At Atlanta-based SunTrust Banks, one of the nation’s largest regional banks, loan growth has slackened as the bank shifts emphasis from real estate construction to consumer and commercial lending markets.

SunTrust has been approved to receive $3.5 billion from the government’s economic stabilization program, which requires banks to pay 5 percent returns to Uncle Sam for the first five years.

“We are acutely aware of the importance of lending to economic growth in our markets, and we are committed to doing our part,” SunTrust spokesman Barry Koling said.

SunTrust’s total loan volume in the third quarter stood at $122.3 billion, up 3 percent from the same period a year ago but flat when compared to the second quarter of this year, according to the company’s most recent earnings report.
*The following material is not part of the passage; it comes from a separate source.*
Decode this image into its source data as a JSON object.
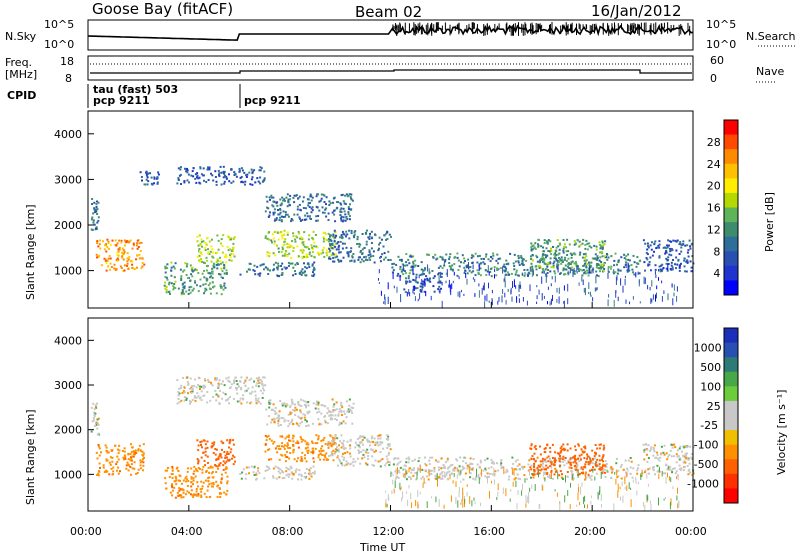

“Loan demand is not as robust as it is in a booming economy, and that is a reality,” Koling said. “However, we remain committed to, interested in, and active in, capitalizing on the opportunities we see to provide good loans to qualified borrowers.”

Bill Linginfelter, the top executive in Atlanta and North Georgia for Birmingham-based Regions Bank, said the company’s loan portfolio continues to grow, though at a slower rate.

“There is still a bit of consumer demand out there,” he said. “The heavier demand is coming from the business community. Even in an economy like this, there are opportunities to grow.”